What was your first experience with Symantec and its products?
When I was looking for a new job, I saw an ad in a newspaper for a “presales engineer in a software company” and then I had a meeting with the lady from the recruitment company. During that pleasant conversation, she told me that the job offer was for a post in a German company and then added: “Maybe I should tell you their name – it's Symantec”. I was dumbfounded: “But that’s an American company!” The lady replied firmly: “No, this is certainly a German company.” I was in seventh heaven when I heard that I might get the opportunity to work for the “German” company Symantec. Since 1981, when I bought the first computer for our scientific institute, I have been a great fan of Symantec and Norton products. That first computer of ours had no software whatsoever. The salespeople didn’t exactly know what DOS was, so we got a truncated version – the computer hardly worked in fact. In those days, scientists frequently studied abroad and went to conferences, so we soon had various programmes flowing in.

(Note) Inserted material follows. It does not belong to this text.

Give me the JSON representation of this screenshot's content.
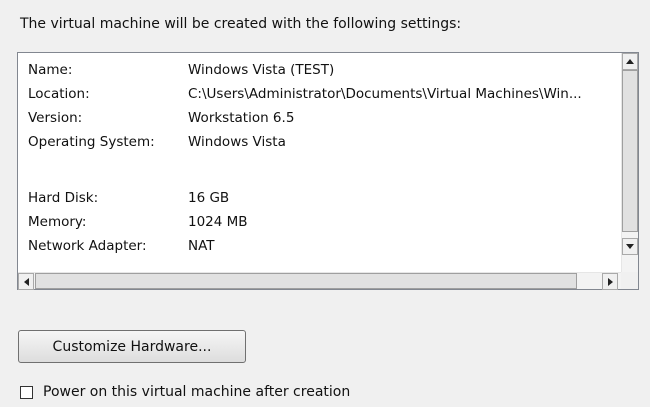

The first delivery of software, which I still remember today, consisted of three things: Sierra’s “King’s Quest” game, Borland’s “Turbo Pascal” and Norton Computing’s “Disk Edit”. Together with these programmes we got Peter Norton's book on the PC and all its functions. At that time I did a lot of programming, so for me it was a revelation! “Disk Edit” in turn made it possible to meddle with floppy disks and swap various things around (classical floppy disk hacking) – it was awesome! This was my first contact with Norton. Six months later we received the Norton Commander software and various other tools produced by that company.
What is your most memorable experience with Symantec?
At the very beginning there were only two of us in the Polish Symantec office, so each of us had to be a one-man-band and do virtually everything. My post was in presales of corporate products, but I also dealt with retail products. I would spend most of the day on the phone, answering all kinds of questions from our customers regarding maintenance and technical issues. I am still sorry for the ladies from Regus who took the flak when the customers couldn’t get through to me. I was responsible for logistics – after all, the office needed equipment. I was the technical support and localisation department – I had to thoroughly check all products and documentation which had been localised into Polish in Ireland (I remember how the icon description “Upheld Palm” for WinFax was translated as “holidays under palm trees”). I also personally tested localised software for corporate and retail customers. Currently this is a job which keeps 70 people extremely busy.
When our branch started expanding, I could focus more on my primary function that of a presales engineer. When the offices in the Czech Republic and in Hungary were established I initially became the informal manager of all the engineers. After the merger of Symantec and Veritas I officially became the manager for all engineers in Eastern Europe which I truly enjoy.